Le chapitre 9 (192-228) explore plus en détail la littérature en français vernaculaire composée pour les aristocrates. Selon J. Baldwin, cette dernière reflète mieux que les sources ecclésiastiques les centres d'intérêt des aristocrates (de la chasse à l'amour courtois) et modèle un idéal de vie aristocratique marqué par deux valeurs essentielles : la largesse et la prouesse.
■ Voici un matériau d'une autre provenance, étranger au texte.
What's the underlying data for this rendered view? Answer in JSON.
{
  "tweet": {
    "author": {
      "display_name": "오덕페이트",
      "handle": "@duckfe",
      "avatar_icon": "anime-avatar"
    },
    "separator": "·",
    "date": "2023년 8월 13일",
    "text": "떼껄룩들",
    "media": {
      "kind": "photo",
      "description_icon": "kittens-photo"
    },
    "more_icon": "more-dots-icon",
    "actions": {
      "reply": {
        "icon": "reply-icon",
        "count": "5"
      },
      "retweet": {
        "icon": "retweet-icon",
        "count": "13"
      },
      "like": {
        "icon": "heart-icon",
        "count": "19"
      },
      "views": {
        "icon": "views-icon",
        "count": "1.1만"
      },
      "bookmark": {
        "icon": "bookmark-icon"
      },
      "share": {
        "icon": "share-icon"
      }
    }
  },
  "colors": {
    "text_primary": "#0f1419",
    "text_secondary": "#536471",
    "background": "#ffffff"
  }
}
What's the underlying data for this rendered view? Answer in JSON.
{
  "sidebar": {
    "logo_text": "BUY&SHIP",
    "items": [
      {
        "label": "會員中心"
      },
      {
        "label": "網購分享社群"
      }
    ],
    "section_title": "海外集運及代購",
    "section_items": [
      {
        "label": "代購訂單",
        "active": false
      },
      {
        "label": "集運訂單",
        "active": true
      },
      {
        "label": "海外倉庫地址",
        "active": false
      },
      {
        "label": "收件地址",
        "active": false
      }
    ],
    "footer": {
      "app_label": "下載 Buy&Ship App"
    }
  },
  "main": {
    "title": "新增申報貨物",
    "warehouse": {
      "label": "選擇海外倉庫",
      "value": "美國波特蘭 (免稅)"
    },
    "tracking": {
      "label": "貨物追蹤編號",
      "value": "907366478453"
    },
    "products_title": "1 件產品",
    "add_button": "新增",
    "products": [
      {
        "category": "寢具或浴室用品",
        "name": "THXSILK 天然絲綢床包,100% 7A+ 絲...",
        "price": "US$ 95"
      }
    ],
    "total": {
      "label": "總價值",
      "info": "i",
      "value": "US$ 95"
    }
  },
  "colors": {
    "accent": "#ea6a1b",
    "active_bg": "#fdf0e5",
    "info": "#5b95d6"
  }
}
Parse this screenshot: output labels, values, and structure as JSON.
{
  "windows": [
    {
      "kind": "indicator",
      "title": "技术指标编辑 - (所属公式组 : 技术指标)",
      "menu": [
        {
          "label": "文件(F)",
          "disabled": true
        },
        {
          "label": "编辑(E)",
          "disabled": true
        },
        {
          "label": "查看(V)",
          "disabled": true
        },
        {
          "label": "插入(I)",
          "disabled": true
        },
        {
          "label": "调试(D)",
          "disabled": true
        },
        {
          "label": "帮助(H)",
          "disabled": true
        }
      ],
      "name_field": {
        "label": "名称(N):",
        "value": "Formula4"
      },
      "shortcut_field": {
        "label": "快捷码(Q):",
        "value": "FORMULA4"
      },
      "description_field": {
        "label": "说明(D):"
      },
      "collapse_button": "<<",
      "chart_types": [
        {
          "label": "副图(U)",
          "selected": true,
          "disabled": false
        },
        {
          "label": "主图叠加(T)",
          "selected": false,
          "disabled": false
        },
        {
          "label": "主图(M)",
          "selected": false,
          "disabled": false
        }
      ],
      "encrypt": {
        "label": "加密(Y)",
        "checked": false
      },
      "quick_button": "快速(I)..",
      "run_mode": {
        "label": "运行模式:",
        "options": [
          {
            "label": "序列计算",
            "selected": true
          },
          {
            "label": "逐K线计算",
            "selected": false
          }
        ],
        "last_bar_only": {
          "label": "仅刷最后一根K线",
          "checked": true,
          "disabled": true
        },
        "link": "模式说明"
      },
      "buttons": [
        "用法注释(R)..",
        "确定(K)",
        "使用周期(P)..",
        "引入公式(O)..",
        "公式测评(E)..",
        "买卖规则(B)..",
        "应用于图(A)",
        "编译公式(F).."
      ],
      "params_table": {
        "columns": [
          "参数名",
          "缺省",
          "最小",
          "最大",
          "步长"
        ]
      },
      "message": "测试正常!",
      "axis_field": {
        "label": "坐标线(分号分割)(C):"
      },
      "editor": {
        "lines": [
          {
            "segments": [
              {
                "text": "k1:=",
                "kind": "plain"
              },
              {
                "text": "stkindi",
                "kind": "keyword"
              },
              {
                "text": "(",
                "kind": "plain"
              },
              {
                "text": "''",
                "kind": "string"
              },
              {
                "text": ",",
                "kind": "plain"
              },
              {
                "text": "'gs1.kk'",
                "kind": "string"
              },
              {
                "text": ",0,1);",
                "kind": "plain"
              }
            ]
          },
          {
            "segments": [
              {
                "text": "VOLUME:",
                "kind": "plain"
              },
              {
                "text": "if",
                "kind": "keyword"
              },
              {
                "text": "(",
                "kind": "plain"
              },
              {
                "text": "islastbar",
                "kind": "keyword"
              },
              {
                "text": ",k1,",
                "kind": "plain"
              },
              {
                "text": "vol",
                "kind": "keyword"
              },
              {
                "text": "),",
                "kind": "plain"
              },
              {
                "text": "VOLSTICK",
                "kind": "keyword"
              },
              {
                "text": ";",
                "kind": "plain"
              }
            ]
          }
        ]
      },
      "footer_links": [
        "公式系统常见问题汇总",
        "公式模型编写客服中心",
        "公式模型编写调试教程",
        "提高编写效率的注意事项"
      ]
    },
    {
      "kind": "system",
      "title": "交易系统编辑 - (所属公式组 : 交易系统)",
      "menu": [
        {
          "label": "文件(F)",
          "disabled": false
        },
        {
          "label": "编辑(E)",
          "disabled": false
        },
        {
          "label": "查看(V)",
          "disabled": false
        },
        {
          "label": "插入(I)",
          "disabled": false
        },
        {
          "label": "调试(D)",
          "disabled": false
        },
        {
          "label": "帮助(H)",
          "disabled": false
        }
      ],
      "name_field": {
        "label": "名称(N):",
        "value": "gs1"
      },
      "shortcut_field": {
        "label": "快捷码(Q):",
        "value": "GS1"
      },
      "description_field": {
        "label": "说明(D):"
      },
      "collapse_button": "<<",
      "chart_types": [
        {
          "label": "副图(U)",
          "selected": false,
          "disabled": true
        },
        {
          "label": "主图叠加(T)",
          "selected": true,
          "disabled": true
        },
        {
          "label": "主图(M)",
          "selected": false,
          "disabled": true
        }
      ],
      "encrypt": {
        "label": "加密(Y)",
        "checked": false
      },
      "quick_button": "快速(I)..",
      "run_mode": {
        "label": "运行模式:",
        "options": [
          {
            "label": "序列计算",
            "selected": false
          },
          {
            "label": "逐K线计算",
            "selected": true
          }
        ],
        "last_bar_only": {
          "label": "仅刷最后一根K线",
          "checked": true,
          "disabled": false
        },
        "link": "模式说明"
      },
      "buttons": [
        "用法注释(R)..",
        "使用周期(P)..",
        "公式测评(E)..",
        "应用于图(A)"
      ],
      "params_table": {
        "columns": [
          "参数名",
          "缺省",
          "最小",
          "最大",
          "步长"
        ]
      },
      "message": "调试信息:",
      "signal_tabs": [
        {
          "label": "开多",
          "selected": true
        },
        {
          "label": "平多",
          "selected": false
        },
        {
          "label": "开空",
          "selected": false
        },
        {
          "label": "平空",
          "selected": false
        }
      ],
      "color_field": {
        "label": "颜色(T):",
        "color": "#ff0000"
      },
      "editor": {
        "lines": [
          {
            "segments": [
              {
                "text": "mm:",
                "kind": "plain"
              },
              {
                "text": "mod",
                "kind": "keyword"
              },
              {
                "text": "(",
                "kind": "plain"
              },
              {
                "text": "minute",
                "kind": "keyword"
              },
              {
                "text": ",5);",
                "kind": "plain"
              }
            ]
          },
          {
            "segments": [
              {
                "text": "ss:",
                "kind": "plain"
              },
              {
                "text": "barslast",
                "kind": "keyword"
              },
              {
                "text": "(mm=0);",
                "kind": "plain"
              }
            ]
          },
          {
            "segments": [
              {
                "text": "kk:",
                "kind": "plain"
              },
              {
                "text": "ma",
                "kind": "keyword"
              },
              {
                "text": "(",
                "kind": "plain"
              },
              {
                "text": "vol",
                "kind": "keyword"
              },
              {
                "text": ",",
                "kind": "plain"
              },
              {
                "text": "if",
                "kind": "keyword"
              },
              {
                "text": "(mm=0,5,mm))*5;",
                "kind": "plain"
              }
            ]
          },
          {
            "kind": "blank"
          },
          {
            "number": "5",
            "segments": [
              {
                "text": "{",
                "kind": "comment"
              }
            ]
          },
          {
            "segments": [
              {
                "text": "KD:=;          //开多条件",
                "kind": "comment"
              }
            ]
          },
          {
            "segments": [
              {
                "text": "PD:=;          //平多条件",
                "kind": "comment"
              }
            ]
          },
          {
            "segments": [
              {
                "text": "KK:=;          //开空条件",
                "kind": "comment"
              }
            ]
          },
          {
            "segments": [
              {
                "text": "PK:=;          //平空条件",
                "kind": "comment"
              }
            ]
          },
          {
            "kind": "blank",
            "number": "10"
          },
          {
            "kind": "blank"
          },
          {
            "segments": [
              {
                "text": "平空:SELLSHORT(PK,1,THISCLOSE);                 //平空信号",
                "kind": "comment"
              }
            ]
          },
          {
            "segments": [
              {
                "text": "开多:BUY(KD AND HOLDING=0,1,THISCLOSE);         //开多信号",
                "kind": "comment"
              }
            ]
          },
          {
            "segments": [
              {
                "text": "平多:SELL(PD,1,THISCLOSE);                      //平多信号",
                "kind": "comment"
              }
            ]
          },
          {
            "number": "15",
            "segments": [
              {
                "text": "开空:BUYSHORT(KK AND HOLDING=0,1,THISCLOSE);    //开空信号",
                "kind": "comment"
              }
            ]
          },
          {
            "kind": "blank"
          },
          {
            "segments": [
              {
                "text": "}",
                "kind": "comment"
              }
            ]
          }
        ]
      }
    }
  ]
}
L'ouvrage se clôt sur le chapitre 10, sans doute le plus intéressant. Celui-ci s'attarde sur la présence originale de représentations figurées des familles aristocratiques au sein de la cathédrale de Chartres, en particulier à travers un ensemble de vitraux remarquables placés dans le chœur de l'église, véritable garde d'honneur spirituelle de la Vierge. Plusieurs chevaliers, proches du Prince Louis, futur Louis VIII (1223-1226), y sont représentés tels qu'ils apparaissent également sur leur sceau, c'est-à-dire en armes et à cheval, portant leur blason et les couleurs de leur lignée. Ces œuvres d'art exceptionnelles mettent littéralement en lumière la rapide ascension de la classe chevaleresque, fière de son lignage et de sa capacité à former une catégorie sociale homogène et solidaire. Elles synthétisent ainsi sous une forme esthétique tout ce que l'aristocratie veut dire d'elle-même.
Outre la grande clarté du propos renforcée par l'emboîtement pédagogique des thèmes abordés et la très riche bibliographie (319-335), l'ouvrage offre de nombreux supports iconographiques notamment des reproductions en couleur particulièrement belles des sceaux et des vitraux analysés.
Cependant, on regrettera l'absence de plans des données archéologiques des châteaux étudiés, tels que celui de Roissy, car ils auraient permis de suivre plus aisément les descriptions menées par l'auteur. Néanmoins, cet oubli n'enlève rien à cette brillante analyse historique. Celle-ci constitue tout à la fois le magistral aboutissement d'une vie de recherche dédiée à l'histoire de la région de Paris au XIIIe siècle - le style rapide et précis plonge le lecteur ou la lectrice dans une véritable quête historique comme l'indique le sous-titre Search of Aristocrats in the Paris Region 1180-1220 -, mais aussi un outil pédagogique d'une rare efficacité, montrant intelligemment aux futurs historiens et historiennes non seulement l'importance de la maîtrise des sources écrites, mais aussi l'intérêt de leur croisement avec d'autres données historiques pour restituer de manière la plus rigoureuse et la plus précise possible la vie d'hommes et de femme du passé.